University of Missouri

Third-down conversions flummox Missouri’s offense

Freshman quarterback Drew Lock is four of 21 for 41 yards on third down in the last two games, including the loss to Florida.
Freshman quarterback Drew Lock is four of 21 for 41 yards on third down in the last two games, including the loss to Florida. AP

Third down has proved particularly vexing for Missouri’s offense in back-to-back losses.

The Tigers, who lost to Florida 21-3 and at Georgia 9-6, are a combined three of 27 converting on third down in the last two games, a paltry 11.1 percent.

“It’s a combination of a lot of different things,” MU coach Gary Pinkel said. “We practice every third-down situation in every part of the field — the red zone, the plus-5. We practice those third downs and, in the past, we’ve been a pretty good third-down team. Right now, we’re struggling, and that’s a part of the whole offense.”
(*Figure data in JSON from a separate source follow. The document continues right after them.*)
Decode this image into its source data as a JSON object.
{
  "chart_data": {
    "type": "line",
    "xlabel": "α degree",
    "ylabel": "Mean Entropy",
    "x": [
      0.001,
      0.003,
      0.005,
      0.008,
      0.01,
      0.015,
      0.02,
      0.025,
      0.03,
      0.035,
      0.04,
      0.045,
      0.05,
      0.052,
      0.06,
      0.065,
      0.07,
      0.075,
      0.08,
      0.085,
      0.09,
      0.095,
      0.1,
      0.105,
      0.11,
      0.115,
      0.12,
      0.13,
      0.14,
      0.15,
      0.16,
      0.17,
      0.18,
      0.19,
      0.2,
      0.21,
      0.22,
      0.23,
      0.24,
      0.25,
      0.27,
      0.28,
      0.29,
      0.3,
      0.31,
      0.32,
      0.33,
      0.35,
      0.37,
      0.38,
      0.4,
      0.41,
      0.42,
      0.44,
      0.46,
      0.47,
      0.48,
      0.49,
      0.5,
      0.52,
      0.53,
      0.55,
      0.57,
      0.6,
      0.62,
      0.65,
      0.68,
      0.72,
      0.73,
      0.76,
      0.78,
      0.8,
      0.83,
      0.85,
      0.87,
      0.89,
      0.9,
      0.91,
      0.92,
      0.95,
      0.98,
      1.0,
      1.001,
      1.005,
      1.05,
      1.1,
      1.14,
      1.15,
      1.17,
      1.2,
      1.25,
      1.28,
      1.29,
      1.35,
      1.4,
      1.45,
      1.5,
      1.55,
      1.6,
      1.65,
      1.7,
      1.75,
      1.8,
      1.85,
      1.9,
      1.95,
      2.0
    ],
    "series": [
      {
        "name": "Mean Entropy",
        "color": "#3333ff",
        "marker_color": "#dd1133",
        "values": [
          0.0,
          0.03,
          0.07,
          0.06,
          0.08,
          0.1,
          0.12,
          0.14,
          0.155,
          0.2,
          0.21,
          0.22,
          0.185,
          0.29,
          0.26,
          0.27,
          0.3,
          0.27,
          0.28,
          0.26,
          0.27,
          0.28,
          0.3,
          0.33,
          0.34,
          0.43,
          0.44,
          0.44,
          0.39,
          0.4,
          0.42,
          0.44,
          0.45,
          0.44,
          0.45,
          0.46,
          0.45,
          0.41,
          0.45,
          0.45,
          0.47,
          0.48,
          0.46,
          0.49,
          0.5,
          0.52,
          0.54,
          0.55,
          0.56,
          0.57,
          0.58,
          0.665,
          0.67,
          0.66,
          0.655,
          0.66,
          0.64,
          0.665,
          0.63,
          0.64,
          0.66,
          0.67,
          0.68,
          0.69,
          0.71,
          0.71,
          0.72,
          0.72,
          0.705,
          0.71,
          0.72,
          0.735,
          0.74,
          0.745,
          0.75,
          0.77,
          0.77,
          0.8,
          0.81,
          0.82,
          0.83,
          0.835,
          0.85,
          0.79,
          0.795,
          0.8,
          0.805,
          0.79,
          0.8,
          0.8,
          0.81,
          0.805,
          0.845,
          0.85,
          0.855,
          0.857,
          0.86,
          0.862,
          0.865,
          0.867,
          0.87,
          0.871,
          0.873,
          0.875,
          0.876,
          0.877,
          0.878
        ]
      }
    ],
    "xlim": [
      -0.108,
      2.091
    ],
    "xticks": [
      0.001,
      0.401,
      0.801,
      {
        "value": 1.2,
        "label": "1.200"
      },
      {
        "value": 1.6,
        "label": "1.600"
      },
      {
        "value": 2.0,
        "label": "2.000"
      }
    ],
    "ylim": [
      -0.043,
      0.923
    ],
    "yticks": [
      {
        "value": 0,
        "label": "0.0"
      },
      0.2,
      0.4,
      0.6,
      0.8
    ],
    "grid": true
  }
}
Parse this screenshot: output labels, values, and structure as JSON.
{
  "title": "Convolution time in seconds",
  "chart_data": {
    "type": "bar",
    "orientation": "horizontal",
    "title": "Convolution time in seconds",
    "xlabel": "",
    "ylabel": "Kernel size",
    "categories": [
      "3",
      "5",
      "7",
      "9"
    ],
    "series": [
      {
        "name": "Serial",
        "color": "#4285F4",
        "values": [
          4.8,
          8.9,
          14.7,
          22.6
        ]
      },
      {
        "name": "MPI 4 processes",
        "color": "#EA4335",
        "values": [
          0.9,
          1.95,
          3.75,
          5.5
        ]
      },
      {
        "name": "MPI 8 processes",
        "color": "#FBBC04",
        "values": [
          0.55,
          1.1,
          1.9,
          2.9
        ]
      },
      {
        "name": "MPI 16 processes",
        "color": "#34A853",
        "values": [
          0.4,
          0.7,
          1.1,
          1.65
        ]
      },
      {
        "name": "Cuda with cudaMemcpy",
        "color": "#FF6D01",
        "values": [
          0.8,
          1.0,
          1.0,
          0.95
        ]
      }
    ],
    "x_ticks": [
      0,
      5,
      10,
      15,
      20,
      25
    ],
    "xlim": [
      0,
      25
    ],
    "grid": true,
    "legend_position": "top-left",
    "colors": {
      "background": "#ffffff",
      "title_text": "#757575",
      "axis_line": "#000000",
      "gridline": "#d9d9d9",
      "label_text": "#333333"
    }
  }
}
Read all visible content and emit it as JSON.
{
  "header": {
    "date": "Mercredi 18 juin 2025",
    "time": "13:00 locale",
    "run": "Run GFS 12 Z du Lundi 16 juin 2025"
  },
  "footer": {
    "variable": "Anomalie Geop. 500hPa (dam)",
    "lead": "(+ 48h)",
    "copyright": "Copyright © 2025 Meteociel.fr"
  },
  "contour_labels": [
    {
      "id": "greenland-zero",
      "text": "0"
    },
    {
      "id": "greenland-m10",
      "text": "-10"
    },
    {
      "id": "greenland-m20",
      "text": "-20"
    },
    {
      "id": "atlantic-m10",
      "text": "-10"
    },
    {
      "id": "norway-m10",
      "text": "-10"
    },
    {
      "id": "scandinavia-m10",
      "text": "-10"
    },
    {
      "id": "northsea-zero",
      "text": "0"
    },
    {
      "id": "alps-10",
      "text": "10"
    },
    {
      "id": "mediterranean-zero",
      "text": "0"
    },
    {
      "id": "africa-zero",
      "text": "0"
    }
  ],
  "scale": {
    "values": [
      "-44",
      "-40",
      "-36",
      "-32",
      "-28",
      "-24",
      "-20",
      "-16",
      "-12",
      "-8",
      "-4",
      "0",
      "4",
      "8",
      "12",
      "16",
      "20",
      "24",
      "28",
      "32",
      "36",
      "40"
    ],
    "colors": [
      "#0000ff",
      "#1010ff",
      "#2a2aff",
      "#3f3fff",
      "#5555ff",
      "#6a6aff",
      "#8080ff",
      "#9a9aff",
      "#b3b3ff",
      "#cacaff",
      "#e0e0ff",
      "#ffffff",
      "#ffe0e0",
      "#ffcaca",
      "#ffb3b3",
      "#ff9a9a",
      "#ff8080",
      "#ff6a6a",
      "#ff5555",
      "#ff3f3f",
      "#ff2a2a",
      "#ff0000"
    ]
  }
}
Missouri ranks 13th in the SEC in third-down conversions at 33.0 percent and averages 16.3 first downs per game, which is 3.4 fewer than any other team in the conference, but the struggles don’t necessarily start on third down.

“We have to do a better job with those first two downs …,” said senior center and captain Evan Boehm, a Lee’s Summit West graduate. “We have to be more efficient on first down and we have to be more efficient on second down to be more efficient on that third down to keep that ball rolling.”

Missouri faced third and goal at the Gators’ 3-yard line on the opening drive before settling for a field goal and never had fewer than 5 yards to go on any third down the rest of the game.

The Tigers finished the game one of 14 on third down, converting with 36 seconds left on a 12-yard run by Chase Abbington with the outcome decided.

Missouri went two of 13 on third down against the Bulldogs with both conversions coming on a field-goal drive to close the first half.

“We’ve been horrible …,” offensive coordinator Josh Henson said. “Again, it’s execution. I go through every one of those, and I grade them. OK, scheme? Does the play have a chance to work?”

He admitted that, against a good defense, there are bound to be two or three where “I could have put us in a better situation there,” Henson said. “The other 10 or 11, it’s just executing what we’ve got called.”

If there’s a silver lining, the average third-down distance dropped from 8.6 yards against Florida to 6.4 yards against Georgia.

“We’re working real hard at it,” Pinkel said. “I know sometimes it gets frustrating. Trust me, I know that, but we’ve been doing this a long time. Everybody’s got their role to try and get us through it.”

Freshman quarterback Drew Lock is four of 21 for 41 yards on third down in the last two games after going five of nine for 35 yards in those situation in his first start against South Carolina, but he’s not solely to blame.

“There’s no question when this is my block, I’ve got to get the guy blocked,” Henson said. “When it’s my throw, I’ve got to make the throw. When this is my catch, I’m going to make the catch and I’m going to get open on this route and all those kind of things.”

Vanderbilt, which hosts Missouri at 3 p.m. Saturday in Nashville, boasts the best third-down defense in the SEC, allowing opponents to convert only 26.2 percent of the time.

It might be an uphill battle, but the Tigers know improved third-down efficiency could help the offense get untracked.

“We can’t get frustrated,” Henson said. “We’ve just got to stay positive in the face of a lot of adversity and a lot of negativity and keep going out and working hard. You have two choices. You can either do that or you can give up. ... We’re not going to do that. We’re not going to take the second choice. We’re going to fight.”

Pinkel also said more big plays, which would eliminate the need to consistently convert on third down to grind out long drives, are a priority as well.

“I really do believe at some point in time, and I’m hoping it’s this Saturday, we’re going to start clicking and we’re going to get some stuff to start hitting and we’re going to get going,” Henson said.